London December 13 2022: British consumers are paying one of the world’s most profitable trading houses a record price to keep their homes warm and lights on as freezing temperatures boost demand.
Vitol Group’s Rye House gas-fired power station, just north of London, earned as much as £6,000 ($7,348) per megawatt-hour from the National Grid Plc’s operator to generate electricity on Monday afternoon. That’s about 100 times the normal price of power before the energy crisis.
When markets are tight, the grid has to balance supply and demand, including securing supplies at short notice — sometimes at exorbitant cost. In November last year, the cost of balancing the market was £60 million in a single day, and the regulator Ofgem called out operators for “immoderate” behavior.
Ofgem said it’s processing responses following a review into the balancing market rules. A new license condition “preventing generators from making excessive profit” would be the best option to reduce balancing costs, a spokesperson for the regulator said.

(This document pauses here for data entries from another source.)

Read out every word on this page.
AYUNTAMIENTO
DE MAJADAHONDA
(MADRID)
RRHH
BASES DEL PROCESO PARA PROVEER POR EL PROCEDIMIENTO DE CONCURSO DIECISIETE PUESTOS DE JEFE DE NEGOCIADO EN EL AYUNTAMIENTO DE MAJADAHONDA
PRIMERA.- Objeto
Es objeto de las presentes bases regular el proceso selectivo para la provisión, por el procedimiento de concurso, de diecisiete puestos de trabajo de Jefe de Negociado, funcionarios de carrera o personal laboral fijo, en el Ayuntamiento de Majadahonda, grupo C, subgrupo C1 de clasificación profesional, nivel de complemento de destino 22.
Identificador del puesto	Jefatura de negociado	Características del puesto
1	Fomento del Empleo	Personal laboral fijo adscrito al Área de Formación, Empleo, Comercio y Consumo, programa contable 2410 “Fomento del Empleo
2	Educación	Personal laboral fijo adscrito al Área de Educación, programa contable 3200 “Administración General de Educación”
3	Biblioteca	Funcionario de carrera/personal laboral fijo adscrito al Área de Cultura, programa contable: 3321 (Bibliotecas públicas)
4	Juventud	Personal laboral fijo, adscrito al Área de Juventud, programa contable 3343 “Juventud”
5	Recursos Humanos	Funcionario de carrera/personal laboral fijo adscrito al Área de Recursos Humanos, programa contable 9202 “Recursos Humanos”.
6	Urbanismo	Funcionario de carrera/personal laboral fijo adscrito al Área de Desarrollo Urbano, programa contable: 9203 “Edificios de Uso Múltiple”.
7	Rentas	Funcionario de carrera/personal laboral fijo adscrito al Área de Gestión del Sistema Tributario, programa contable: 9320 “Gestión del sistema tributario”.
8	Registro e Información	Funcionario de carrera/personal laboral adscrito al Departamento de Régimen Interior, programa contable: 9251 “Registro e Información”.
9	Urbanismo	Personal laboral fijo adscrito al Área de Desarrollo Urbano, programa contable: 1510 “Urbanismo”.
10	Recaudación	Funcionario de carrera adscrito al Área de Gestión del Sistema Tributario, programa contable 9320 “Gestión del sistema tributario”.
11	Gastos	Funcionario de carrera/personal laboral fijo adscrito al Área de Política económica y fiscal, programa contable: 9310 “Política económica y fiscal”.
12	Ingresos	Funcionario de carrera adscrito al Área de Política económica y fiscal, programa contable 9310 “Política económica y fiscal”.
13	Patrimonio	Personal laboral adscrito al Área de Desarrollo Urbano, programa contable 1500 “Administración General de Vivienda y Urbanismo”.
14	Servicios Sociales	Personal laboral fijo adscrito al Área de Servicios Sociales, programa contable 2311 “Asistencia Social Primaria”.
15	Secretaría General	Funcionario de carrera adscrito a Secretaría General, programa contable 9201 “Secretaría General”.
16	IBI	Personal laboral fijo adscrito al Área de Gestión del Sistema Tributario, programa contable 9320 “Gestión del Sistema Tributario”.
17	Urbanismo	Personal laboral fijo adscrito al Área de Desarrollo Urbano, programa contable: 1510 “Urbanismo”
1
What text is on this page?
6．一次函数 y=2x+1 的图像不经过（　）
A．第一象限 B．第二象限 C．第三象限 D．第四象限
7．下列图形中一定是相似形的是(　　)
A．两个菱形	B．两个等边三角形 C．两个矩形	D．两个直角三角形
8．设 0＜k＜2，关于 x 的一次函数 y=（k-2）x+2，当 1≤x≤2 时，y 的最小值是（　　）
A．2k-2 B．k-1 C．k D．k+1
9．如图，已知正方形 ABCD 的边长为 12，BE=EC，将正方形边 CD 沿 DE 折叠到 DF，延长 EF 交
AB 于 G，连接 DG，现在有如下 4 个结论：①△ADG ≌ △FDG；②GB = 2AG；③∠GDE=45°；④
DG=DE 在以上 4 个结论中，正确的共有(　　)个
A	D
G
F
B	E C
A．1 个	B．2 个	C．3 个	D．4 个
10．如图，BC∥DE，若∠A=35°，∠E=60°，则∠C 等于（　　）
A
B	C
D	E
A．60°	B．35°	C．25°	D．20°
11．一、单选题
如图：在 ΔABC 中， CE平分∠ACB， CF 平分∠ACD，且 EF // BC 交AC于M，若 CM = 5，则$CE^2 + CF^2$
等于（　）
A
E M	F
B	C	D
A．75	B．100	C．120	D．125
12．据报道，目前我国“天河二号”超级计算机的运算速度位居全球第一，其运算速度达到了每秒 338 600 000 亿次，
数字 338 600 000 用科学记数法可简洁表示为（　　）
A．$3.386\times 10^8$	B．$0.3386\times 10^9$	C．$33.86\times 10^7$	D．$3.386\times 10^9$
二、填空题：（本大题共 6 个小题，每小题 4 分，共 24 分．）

“When cold weather coincides with extremely low wind generation, flexible gas plants respond to underpin GB electricity security of supply, and this can be at high prices,” a spokesperson for VPI, the power operating unit of Vitol said. “Rye House experienced technical issues over the weekend with engineers working tirelessly through the night in order to return the unit for one of the coldest and tightest days this winter.”
Britain’s balancing market is where the grid fine tunes supply and demand. When the market is tight, typically when the wind drops, operators have an opportunity to provide power at an elevated rate, as the the grid manager is left with few options.
Vitol is cashing in on a historically tight day for the British power grid, with prices reaching a record for peak evening demand in a day-ahead auction on Sunday. Low wind speeds combined with a cold, snowy day prompted the grid to ask Drax Group Plc to warm reserve coal plants in case of a supply crunch.
Rye House is running at 410 megawatts, earning Vitol millions in revenue from a single day. The rate charged is a record for a gas plant in the balancing mechanism.
Balancing costs have been rising as the cost of inputs like gas have soared and hit £492 million in November alone. Between 2017 and 2020, total winter balancing costs for the four-month period November to February averaged just under £500 million.